Als er den Klebebeschlag abnahm, kam erneut ein Moment der Ernüchterung. Ein großes, übelriechendes Loch im Bereich der Hufbeinspitze hatte sich in der Sohle vorn rechts gebildet. Erneute Röntgenbilder und Palpation mit einer Sonde zeigten: Die Hufbeinspitze lag auf ca. 0,7 mm Länge frei.

‚Loch‘ nach einer Woche schon deutlich abgetrocknet.

Angesichts dieser Wendung waren wir sehr enttäuscht, aber noch nicht bereit aufzugeben, zumal die Stute trotz allem keine wirklich schlechte Belastung zeigte. So entschieden wir uns, einen Beschlag mit einer Lederplatte aufzunageln, die im Bereich des ‚Lochs’ mit einem Fenster versehen war. Das ‚Loch’ wurde täglich mit alkoholischer Jodlösung gereinigt und zugeklebt. Die Stute bekam zur Sicherheit eine Antibiose und erneut Boxenruhe. Die nächsten sechs Wochen würden zeigen, ob eine dauerhafte Heilung eintreten würde.

Sechs Wochen später...

war der schadhafte Bereich des Hufbeins wieder mit Horn abgedeckt, die Sohlendicke wurde zunehmend besser, und es konnte ein ‚normaler’ Rehebeschlag aufgenagelt werden. Das kleine Kämpferherz hatte es geschafft!

Huf vorne links

Inzwischen sind keine Medikamente mehr nötig.

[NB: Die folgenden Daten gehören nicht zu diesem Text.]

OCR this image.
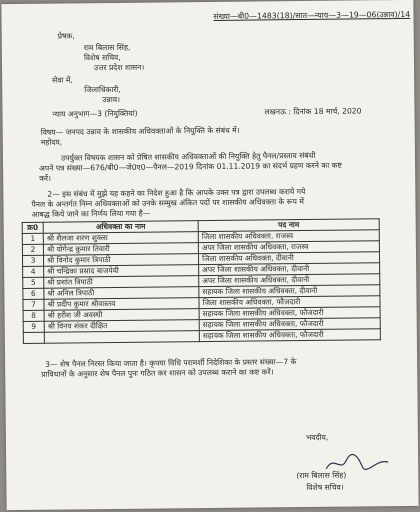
संख्या—बी0—1483(18)/सात—न्याय—3—19—06(उन्नाव)/14
प्रेषक,
राम बिलास सिंह,
विशेष सचिव,
उत्तर प्रदेश शासन।
सेवा में,
जिलाधिकारी,
उन्नाव।
न्याय अनुभाग—3 (नियुक्तियां)	लखनऊ : दिनांक 18 मार्च, 2020
विषय— जनपद उन्नाव के शासकीय अधिवक्ताओं के नियुक्ति के संबंध में।
महोदय,
उपर्युक्त विषयक शासन को प्रेषित शासकीय अधिवक्ताओं की नियुक्ति हेतु पैनल/प्रस्ताव संबंधी
अपने पत्र संख्या—676/बी0—जे0ए0—पैनल—2019 दिनांक 01.11.2019 का संदर्भ ग्रहण करने का कष्ट
करें।
2— इस संबंध में मुझे यह कहने का निदेश हुआ है कि आपके उक्त पत्र द्वारा उपलब्ध कराये गये
पैनल के अन्तर्गत निम्न अधिवक्ताओं को उनके सम्मुख अंकित पदों पर शासकीय अधिवक्ता के रूप में
आबद्ध किये जाने का निर्णय लिया गया है—
क्र0	अधिवक्ता का नाम	पद नाम
1	श्री शैलजा शरण शुक्ला	जिला शासकीय अधिवक्ता, राजस्व
2	श्री योगेन्द्र कुमार तिवारी	अपर जिला शासकीय अधिवक्ता, राजस्व
3	श्री विनोद कुमार त्रिपाठी	जिला शासकीय अधिवक्ता, दीवानी
4	श्री चन्द्रिका प्रसाद बाजपेयी	अपर जिला शासकीय अधिवक्ता, दीवानी
5	श्री प्रशांत त्रिपाठी	अपर जिला शासकीय अधिवक्ता, दीवानी
6	श्री अनिल त्रिपाठी	सहायक जिला शासकीय अधिवक्ता, दीवानी
7	श्री प्रदीप कुमार श्रीवास्तव	जिला शासकीय अधिवक्ता, फौजदारी
8	श्री हरीश जी अवस्थी	सहायक जिला शासकीय अधिवक्ता, फौजदारी
9	श्री विनय शंकर दीक्षित	सहायक जिला शासकीय अधिवक्ता, फौजदारी
		सहायक जिला शासकीय अधिवक्ता, फौजदारी
3— शेष पैनल निरस्त किया जाता है। कृपया विधि परामर्शी निदेशिका के प्रस्तर संख्या—7 के
प्राविधानों के अनुसार शेष पैनल पुनः गठित कर शासन को उपलब्ध कराने का कष्ट करें।
भवदीय,
(राम बिलास सिंह)
विशेष सचिव।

Bei ihrer täglichen Spazierrunde buckelt die Stute an der Hand – eine unglaubliche Entwicklung nach nur fünf Monaten! Möglich war all das durch das konsequente Management seitens der Besitzerin und die gute Zusammenarbeit mit dem Schmied. Das Bewegungsprogramm ist natürlich noch sehr eingeschränkt. Wir spielen mit dem Gedanken, nächstes Jahr vielleicht damit zu beginnen, im Schritt zu reiten.

Dies ist eine tolle Erfolgsgeschichte für alle Beteiligten, wir hatten viel Glück!!

Huf vorne rechts: Die Unebenheit im Horn in der Hufspitze ist der einzige Bereich, der noch von dem ‚Loch‘ sichtbar ist.